— Пейте, госпожа… исиго сказал, вы должны больше пить… он заговорил травы… он сказал, что если вы увидите рассвет, то будете жить…
И взял небось три золотых лепестка, не меньше. Но, верно, мне было совсем уж дурно, если я решилась послать за исиго.
Будет обидно, если его травы не помогут.
— …Шину велела послать за ним… простите, госпожа, но она так за вас волновалась… все за вас волновались…
Госпожа.
Это хорошо, это значит, что каким бы мир ни был, я в нем не на самом низу. И золото… я смогла оплатить врача, следовательно, какие-никакие запасы имелись.

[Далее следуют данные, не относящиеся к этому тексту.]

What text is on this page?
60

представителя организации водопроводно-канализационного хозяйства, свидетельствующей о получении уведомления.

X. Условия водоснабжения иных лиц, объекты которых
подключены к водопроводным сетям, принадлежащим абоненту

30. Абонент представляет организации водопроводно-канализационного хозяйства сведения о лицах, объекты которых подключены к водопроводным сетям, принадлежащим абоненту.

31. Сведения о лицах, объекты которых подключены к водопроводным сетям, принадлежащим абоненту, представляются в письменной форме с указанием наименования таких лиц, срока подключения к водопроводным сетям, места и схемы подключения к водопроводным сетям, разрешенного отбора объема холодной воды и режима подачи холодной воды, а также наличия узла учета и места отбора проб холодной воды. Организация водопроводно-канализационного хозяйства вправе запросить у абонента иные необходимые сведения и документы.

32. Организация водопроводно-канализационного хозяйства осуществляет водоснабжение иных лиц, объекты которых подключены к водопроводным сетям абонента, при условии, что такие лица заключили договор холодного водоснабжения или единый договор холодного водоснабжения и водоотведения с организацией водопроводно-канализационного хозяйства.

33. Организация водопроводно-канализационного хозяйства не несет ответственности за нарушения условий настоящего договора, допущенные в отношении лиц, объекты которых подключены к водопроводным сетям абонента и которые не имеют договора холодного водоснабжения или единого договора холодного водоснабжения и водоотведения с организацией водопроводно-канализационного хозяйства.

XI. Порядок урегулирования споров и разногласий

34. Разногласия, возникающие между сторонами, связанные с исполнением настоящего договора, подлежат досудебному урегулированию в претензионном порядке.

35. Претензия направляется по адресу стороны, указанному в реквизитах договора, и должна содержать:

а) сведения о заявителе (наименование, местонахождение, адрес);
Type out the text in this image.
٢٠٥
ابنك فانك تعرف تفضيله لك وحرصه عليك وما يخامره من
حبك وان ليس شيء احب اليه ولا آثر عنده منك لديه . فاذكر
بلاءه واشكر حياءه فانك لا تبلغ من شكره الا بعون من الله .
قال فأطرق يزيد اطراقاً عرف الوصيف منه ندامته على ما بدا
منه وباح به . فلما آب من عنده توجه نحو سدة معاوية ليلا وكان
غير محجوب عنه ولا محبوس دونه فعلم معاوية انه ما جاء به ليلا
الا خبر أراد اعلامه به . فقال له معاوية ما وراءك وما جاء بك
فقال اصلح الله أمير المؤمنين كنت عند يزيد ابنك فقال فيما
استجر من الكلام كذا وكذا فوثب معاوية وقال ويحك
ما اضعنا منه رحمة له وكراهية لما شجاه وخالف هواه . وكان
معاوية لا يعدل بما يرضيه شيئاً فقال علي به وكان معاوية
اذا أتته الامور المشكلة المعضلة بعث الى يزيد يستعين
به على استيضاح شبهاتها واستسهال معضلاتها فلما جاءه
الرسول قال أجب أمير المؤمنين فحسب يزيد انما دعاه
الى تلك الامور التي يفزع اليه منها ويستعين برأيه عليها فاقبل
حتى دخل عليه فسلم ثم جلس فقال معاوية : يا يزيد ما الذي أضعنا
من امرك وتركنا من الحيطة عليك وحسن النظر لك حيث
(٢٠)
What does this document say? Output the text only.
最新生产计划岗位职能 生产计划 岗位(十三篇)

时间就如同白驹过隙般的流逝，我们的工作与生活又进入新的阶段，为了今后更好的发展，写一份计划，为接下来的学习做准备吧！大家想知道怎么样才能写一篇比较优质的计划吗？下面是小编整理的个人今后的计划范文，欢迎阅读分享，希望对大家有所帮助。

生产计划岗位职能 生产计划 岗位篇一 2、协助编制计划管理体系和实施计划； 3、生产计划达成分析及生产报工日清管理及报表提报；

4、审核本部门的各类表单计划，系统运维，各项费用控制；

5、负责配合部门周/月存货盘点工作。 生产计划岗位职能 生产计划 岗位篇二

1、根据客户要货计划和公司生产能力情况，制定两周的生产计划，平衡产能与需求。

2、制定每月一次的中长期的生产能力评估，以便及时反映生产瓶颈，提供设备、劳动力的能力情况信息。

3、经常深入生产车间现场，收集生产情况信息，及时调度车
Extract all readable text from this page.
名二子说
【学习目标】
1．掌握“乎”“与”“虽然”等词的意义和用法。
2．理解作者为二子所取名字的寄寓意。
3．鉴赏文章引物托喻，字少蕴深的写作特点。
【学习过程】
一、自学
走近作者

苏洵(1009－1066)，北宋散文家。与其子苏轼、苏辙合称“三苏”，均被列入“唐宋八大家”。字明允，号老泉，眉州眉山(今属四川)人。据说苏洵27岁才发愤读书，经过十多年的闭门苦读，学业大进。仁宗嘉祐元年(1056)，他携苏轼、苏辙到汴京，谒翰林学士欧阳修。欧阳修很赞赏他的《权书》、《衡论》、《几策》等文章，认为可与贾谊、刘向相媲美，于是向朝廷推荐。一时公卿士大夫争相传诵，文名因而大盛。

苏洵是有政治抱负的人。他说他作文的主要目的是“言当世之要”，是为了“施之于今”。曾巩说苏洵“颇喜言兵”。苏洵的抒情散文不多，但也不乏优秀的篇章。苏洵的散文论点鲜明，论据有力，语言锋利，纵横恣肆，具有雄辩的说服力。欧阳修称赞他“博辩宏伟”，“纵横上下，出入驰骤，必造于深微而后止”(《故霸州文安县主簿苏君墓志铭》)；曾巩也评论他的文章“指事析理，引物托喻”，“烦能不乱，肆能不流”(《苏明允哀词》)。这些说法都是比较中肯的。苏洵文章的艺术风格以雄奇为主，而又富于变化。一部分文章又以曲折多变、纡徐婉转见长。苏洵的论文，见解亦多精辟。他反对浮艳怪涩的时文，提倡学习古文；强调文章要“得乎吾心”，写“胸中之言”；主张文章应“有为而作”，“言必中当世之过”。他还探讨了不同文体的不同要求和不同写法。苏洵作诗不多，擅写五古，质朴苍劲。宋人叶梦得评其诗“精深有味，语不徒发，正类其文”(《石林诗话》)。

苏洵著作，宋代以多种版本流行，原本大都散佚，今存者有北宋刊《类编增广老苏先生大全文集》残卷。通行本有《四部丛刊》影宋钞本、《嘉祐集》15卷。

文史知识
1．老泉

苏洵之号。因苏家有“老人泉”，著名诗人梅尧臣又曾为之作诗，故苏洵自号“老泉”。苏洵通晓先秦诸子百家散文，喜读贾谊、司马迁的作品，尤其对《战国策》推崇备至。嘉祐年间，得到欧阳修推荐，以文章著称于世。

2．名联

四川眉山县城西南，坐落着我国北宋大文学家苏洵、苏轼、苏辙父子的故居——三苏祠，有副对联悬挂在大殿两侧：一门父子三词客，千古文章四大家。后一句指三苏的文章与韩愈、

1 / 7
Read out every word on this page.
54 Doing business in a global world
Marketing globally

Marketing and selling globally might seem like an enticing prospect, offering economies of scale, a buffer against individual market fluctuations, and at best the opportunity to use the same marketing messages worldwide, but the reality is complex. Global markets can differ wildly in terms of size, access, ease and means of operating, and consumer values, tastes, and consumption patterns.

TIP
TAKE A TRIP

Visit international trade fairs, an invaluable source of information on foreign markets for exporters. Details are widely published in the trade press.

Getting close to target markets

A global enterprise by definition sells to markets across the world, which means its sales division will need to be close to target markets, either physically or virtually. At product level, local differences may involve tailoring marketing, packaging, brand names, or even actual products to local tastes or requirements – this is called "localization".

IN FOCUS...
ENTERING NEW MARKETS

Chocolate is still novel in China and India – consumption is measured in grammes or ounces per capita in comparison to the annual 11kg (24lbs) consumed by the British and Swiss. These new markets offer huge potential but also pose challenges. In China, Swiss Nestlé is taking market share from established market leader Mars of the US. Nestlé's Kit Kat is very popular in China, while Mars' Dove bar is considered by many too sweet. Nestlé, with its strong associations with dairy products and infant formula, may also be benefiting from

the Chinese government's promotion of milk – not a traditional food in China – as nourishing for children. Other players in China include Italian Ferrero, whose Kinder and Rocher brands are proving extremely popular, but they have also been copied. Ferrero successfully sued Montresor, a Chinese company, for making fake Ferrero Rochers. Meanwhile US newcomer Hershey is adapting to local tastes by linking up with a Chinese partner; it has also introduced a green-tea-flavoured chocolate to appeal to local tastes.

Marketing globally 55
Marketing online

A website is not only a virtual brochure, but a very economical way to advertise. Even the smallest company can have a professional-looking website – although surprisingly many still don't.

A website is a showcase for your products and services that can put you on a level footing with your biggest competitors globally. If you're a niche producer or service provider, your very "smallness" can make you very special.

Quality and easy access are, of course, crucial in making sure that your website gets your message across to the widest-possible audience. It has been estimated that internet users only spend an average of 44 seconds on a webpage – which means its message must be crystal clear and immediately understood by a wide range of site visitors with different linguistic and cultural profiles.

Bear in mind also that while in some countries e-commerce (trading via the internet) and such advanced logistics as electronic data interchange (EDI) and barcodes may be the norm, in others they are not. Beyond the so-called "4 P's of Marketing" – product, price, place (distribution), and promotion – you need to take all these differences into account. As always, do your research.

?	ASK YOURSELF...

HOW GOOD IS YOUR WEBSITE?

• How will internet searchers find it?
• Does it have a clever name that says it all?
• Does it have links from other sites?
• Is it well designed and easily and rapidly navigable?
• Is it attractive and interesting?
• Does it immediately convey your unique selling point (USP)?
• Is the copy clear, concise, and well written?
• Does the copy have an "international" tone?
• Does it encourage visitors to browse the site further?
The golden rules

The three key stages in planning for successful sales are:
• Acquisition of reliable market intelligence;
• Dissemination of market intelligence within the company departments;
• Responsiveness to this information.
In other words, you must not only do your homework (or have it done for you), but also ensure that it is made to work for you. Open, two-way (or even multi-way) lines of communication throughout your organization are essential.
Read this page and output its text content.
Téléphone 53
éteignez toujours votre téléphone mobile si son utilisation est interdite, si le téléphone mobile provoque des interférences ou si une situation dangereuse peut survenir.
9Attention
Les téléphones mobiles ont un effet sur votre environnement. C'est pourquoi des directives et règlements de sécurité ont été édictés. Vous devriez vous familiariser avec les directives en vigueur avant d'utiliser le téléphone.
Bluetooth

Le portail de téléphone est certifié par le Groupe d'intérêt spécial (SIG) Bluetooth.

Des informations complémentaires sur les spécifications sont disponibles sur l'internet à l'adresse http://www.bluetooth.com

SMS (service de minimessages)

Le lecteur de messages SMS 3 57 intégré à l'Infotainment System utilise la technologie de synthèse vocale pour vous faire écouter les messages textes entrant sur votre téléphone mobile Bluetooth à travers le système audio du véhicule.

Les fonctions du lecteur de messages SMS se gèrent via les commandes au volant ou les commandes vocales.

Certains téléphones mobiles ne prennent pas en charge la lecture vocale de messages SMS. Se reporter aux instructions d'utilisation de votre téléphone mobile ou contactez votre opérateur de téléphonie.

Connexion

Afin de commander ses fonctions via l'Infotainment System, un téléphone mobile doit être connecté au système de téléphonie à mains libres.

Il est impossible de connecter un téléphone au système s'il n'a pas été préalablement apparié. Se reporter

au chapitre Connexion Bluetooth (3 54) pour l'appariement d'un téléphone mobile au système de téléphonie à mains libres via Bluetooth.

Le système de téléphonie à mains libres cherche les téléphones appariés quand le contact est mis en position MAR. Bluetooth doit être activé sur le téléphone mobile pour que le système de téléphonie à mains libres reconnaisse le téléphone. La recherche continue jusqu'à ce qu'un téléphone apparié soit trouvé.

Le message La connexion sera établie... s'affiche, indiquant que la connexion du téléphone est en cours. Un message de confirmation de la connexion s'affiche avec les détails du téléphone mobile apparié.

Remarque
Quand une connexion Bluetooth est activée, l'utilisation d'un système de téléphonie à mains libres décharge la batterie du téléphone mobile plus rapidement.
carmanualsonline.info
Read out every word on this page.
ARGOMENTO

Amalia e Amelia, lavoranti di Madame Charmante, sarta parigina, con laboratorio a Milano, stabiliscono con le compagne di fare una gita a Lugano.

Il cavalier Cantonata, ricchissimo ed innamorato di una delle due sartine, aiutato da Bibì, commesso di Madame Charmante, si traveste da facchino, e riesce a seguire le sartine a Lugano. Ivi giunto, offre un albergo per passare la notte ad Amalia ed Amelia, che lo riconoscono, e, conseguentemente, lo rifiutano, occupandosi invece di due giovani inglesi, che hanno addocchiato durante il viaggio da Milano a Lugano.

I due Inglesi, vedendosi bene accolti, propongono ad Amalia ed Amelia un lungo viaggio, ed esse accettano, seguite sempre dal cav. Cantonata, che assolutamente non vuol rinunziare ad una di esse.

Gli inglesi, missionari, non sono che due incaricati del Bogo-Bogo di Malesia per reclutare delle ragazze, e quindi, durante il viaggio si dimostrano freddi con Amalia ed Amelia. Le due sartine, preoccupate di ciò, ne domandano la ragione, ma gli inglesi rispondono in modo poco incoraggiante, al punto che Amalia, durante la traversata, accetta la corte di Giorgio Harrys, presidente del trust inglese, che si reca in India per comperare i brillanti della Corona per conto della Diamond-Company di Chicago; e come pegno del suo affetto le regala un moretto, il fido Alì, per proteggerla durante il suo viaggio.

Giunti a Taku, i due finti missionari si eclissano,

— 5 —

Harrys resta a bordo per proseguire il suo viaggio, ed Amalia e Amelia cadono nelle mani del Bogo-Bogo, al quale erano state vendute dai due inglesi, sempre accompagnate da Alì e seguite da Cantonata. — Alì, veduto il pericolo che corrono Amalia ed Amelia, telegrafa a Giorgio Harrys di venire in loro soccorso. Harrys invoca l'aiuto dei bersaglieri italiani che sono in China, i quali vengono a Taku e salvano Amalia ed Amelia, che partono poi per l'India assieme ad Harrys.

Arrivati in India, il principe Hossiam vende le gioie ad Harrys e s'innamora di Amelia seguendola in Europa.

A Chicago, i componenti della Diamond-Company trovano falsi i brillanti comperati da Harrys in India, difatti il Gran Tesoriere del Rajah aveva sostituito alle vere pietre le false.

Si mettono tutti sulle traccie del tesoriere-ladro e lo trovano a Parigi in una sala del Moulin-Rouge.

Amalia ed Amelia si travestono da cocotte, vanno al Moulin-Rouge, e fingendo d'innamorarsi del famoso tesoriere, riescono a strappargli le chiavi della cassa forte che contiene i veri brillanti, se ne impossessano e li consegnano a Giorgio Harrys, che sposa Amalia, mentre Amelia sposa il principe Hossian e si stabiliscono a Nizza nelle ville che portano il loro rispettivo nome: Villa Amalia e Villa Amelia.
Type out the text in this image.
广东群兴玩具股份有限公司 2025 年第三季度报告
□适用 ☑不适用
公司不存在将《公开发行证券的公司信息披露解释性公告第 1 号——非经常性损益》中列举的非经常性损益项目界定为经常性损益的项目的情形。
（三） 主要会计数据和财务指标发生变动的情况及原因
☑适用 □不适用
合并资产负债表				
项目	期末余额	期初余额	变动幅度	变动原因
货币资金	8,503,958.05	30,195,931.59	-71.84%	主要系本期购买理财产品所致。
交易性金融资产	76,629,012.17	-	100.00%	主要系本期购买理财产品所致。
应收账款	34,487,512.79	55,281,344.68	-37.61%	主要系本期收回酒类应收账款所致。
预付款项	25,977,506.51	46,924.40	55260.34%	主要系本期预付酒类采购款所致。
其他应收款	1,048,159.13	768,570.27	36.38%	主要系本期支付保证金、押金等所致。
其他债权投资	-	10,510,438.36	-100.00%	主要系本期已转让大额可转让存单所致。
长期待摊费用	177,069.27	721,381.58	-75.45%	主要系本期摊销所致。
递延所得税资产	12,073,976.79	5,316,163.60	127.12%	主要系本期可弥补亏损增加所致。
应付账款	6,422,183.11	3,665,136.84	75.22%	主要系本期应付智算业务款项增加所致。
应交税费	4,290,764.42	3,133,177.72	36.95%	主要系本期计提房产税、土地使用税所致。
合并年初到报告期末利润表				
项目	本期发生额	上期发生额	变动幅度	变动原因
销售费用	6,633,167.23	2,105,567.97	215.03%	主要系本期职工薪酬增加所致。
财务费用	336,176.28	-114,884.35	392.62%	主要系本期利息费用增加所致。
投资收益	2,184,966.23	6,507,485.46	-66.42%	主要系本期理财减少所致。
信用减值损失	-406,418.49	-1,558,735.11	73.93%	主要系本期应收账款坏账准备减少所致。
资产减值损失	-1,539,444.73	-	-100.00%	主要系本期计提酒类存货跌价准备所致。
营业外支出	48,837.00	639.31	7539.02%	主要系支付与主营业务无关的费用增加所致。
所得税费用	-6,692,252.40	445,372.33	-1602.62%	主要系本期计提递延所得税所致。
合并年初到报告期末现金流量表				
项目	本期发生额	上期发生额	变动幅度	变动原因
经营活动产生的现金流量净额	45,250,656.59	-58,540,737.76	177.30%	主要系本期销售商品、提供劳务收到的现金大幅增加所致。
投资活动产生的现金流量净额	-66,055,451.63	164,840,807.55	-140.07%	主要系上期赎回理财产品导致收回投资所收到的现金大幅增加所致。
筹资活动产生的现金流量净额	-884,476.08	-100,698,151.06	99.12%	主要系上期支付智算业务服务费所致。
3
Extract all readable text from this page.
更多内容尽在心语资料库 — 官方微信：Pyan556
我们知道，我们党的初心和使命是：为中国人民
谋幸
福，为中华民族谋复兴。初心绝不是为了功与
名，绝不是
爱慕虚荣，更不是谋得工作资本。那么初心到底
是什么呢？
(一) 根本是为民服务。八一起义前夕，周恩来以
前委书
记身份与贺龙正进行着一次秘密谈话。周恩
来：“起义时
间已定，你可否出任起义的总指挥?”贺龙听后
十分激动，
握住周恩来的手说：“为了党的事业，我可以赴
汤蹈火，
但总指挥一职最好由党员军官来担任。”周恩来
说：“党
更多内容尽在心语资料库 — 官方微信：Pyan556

— С-свет… — просипела я с трудом, едва не подавившись горечью лекарства. И девочка поняла меня верно. Она споро соорудила гору из подушек, на которую я оперлась, и дважды хлопнула в ладоши.
— Г-госпожа, простите, но исиго сказал, что вам нужно…
Шар светился тускло.
Обыкновенный такой шар, размером с небольшую дыню. Стеклянный. И поставленный на кованую треногу-дракона. Внутри шара плясали пылинки, дракон изгибался под этакой тяжестью, а я… я пыталась понять, как оно светится.
Заряжали в месяц Журавля, и обошлось это удовольствие в целых пять лепестков, можно подумать, у меня под домом клад зарыт. Все норовят обидеть бедную женщину, и исиготоши, толстый, с лоснящимся лицом и тонкой мышиною косицей, долго вздыхал и презрительно кривился, пересчитывая серебряную мелочь.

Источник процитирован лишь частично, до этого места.